Please Wait
17906
Şu noktada bir şüphe yoktur ki peygamberlerin Kur'an ayetlerinde sıralanışı Allah tarafından bilinen bir hikmete dayalıdır. Çünkü hikmet sahibi olan Allah boş ve sebepsiz bir iş yapmaz. Bu hikmetin başkaları tarafından anlaşılıp anlaşılmaması da bunda etkili değildir.
Allah Kur'an'da şöyle buyurur:
"Ona İshak'ı ve Yakub'u bahşettik. Hepsini de hidayete erdirdik. Nuh'u da önceden hidayete erdirmiştik ve O'nun soyundan Davud, Süleyman, Eyyub, Yusuf, Musa ve Harun'u da (hidayete erdirdik). Biz iyilere böyle karşılık veririz.
Zekeriya'yı, Yahya'yı, İsa'yı ve İlyas'ı da (hidayete erdirdik). Hepsi de salihlerdendi.
İsmail'i, el-Yesa'ı, Yunus'u ve Lut'u da (hidayete erdirdik). Hepsini de âlemlere üstün kıldık."
Yukarıdaki ayetlerde isimlerin sıralanışı hakkında Muhammed Abduh ve Fahr-i Razi, kendi tefsirlerinde bir takım ihtimaller zikretmişlerdir. Allame Tabatabai bu ihtimalleri naklederek eleştirisini yapmıştır sonra kendi görüşünü şöyle açıklamıştır:
"Altı kişiden oluşan birinci grup peygamberliğin yanında egemenlik ve hükümranlık kurma yönünden ortak noktaya sahiptirler.
Dört kişiden oluşan ikinci grup dünyanın yaldızlarından uzak durmak ve zühde sarılmak yönünden ortak yöne sahiptirler.
üçüncü grup da dört kişiden oluşmakta ve ortak bir yöne sahip değillerdir ve her biri kendine has büyük bir imtihana sahiptirler.
Yüce Allah şöyle buyurur:
"Ona İshak'ı ve Yakub'u bahşettik. Hepsini de hidayete erdirdik. Nuh'u da önceden hidayete erdirmiştik ve O'nun soyundan Davud, Süleyman, Eyyub, Yusuf, Musa ve Harun'u da (hidayete erdirdik). Biz iyilere böyle karşılık veririz.

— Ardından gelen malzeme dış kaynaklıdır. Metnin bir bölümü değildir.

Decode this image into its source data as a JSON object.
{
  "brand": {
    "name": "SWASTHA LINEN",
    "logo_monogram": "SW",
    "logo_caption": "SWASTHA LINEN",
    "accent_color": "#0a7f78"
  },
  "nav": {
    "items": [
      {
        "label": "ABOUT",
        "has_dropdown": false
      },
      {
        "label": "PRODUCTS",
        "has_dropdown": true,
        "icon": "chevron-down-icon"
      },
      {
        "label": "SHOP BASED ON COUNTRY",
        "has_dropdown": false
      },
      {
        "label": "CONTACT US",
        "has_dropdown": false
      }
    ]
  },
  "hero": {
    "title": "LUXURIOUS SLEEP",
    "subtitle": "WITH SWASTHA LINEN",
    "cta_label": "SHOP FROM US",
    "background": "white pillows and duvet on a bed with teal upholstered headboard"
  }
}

Zekeriya'yı, Yahya'yı, İsa'yı ve İlyas'ı da (hidayete erdirdik). Hepsi de salihlerdendi.
İsmail'i, el-Yesa'ı, Yunus'u ve Lut'u da (hidayete erdirdik). Hepsini de âlemlere üstün kıldık.[1]
Kur'an'ı ilahi bir kitap olarak kabul ettikten ve Allah'ı güzel sıfatları ve bu cümleden hikmet sahibi olmak sıfatıyla tanıdıktan sonra şu sonuca varıyoruz ki Hikmet sahibi olan Allah'ın bütün işleri bu cümleden peygamberlerin isimlerini bu ayetlerde sıralamayı hikmet ve tedbir üzere yapmıştır.

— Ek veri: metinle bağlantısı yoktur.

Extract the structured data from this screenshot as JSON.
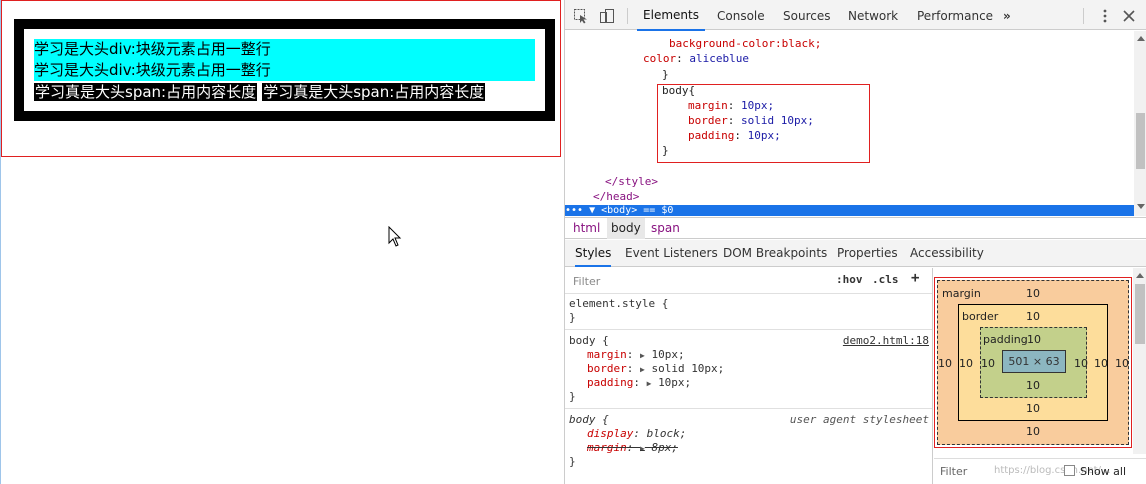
{
  "page": {
    "div_lines": [
      "学习是大头div:块级元素占用一整行",
      "学习是大头div:块级元素占用一整行"
    ],
    "span_items": [
      "学习真是大头span:占用内容长度",
      "学习真是大头span:占用内容长度"
    ]
  },
  "devtools": {
    "tabs": [
      "Elements",
      "Console",
      "Sources",
      "Network",
      "Performance"
    ],
    "active_tab": "Elements",
    "more_tabs": "»",
    "elements_code": {
      "line1": "background-color:black;",
      "line2_prop": "color",
      "line2_val": "aliceblue",
      "line3": "}",
      "line4": "body{",
      "line5_prop": "margin",
      "line5_val": "10px;",
      "line6_prop": "border",
      "line6_val": "solid 10px;",
      "line7_prop": "padding",
      "line7_val": "10px;",
      "line8": "}",
      "line9": "</style>",
      "line10": "</head>",
      "selected": "••• ▼ <body> == $0"
    },
    "breadcrumb": [
      "html",
      "body",
      "span"
    ],
    "subtabs": [
      "Styles",
      "Event Listeners",
      "DOM Breakpoints",
      "Properties",
      "Accessibility"
    ],
    "styles": {
      "filter_placeholder": "Filter",
      "hov": ":hov",
      "cls": ".cls",
      "plus": "+",
      "element_style": "element.style {",
      "close": "}",
      "body_selector": "body {",
      "body_source": "demo2.html:18",
      "body_props": [
        {
          "name": "margin",
          "value": "10px;"
        },
        {
          "name": "border",
          "value": "solid 10px;"
        },
        {
          "name": "padding",
          "value": "10px;"
        }
      ],
      "ua_selector": "body {",
      "ua_source": "user agent stylesheet",
      "ua_props": [
        {
          "name": "display",
          "value": "block;"
        },
        {
          "name": "margin",
          "value": "8px;"
        }
      ]
    },
    "box_model": {
      "margin_label": "margin",
      "border_label": "border",
      "padding_label": "padding",
      "margin": "10",
      "border": "10",
      "padding": "10",
      "content": "501 × 63"
    },
    "bottom_filter": "Filter",
    "show_all": "Show all",
    "watermark": "https://blog.csdn.net/..."
  }
}
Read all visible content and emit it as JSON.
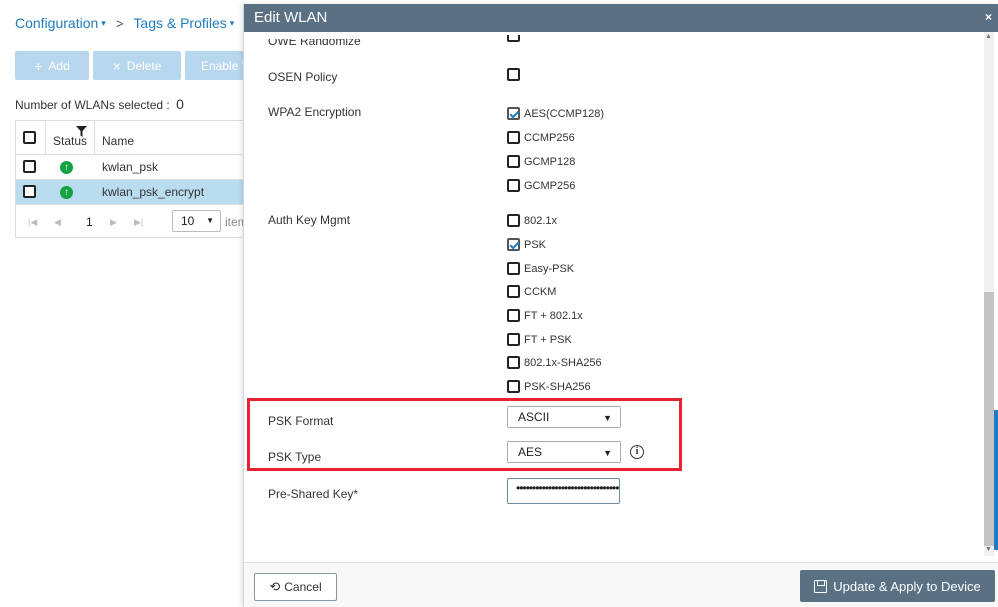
{
  "breadcrumb": {
    "configuration": "Configuration",
    "tags_profiles": "Tags & Profiles",
    "caret": "▾",
    "separator": ">"
  },
  "toolbar": {
    "add": "Add",
    "delete": "Delete",
    "enable": "Enable V"
  },
  "wlan_list": {
    "selected_label": "Number of WLANs selected :",
    "selected_count": "0",
    "columns": {
      "status": "Status",
      "name": "Name"
    },
    "rows": [
      {
        "name": "kwlan_psk",
        "status": "up"
      },
      {
        "name": "kwlan_psk_encrypt",
        "status": "up"
      }
    ],
    "pager": {
      "page": "1",
      "page_size": "10",
      "items_label": "item"
    }
  },
  "modal": {
    "title": "Edit WLAN",
    "close": "×",
    "truncated_top_label": "OWE Randomize",
    "osen_policy": {
      "label": "OSEN Policy",
      "checked": false
    },
    "wpa2_encryption": {
      "label": "WPA2 Encryption",
      "options": [
        {
          "label": "AES(CCMP128)",
          "checked": true
        },
        {
          "label": "CCMP256",
          "checked": false
        },
        {
          "label": "GCMP128",
          "checked": false
        },
        {
          "label": "GCMP256",
          "checked": false
        }
      ]
    },
    "auth_key_mgmt": {
      "label": "Auth Key Mgmt",
      "options": [
        {
          "label": "802.1x",
          "checked": false
        },
        {
          "label": "PSK",
          "checked": true
        },
        {
          "label": "Easy-PSK",
          "checked": false
        },
        {
          "label": "CCKM",
          "checked": false
        },
        {
          "label": "FT + 802.1x",
          "checked": false
        },
        {
          "label": "FT + PSK",
          "checked": false
        },
        {
          "label": "802.1x-SHA256",
          "checked": false
        },
        {
          "label": "PSK-SHA256",
          "checked": false
        }
      ]
    },
    "psk_format": {
      "label": "PSK Format",
      "value": "ASCII"
    },
    "psk_type": {
      "label": "PSK Type",
      "value": "AES"
    },
    "pre_shared_key": {
      "label": "Pre-Shared Key*",
      "value": "••••••••••••••••••••••••••••••••"
    },
    "footer": {
      "cancel": "Cancel",
      "update": "Update & Apply to Device"
    }
  },
  "colors": {
    "header_bg": "#5a7083",
    "highlight_box": "#e8232f",
    "link_blue": "#1f7bc1",
    "selected_row": "#b9dcef",
    "status_up": "#14a344"
  }
}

Çünkü hikmet sahibi olan bir kimse boş ve sebepsiz bir iş görmez, diğerleri bu anlasınlar veya anlamasınlar.
Peygamberlerin isimlerinin üç grupta zikredilişinin sebebi:
Görüldüğü gibi Allah, peygamberlerin isimlerini üç grup halinde zikretmiştir. Şu noktayı bilmek gerekir ki bu ayetlerde zaman,[2] makam ve üstünlük açısından[3] sıra gözetilmemiştir. Çünkü bu ayetlerde İsamail'den sonraki peygamberler ondan önce zikredilmiştir ve yine bazı peygamberler, diğer peygamberlere göre Kur'an'ın açıklaması üzere üstün olan Nuh, Musa ve İsa peygamber'den önce zikredilmiştir.[4]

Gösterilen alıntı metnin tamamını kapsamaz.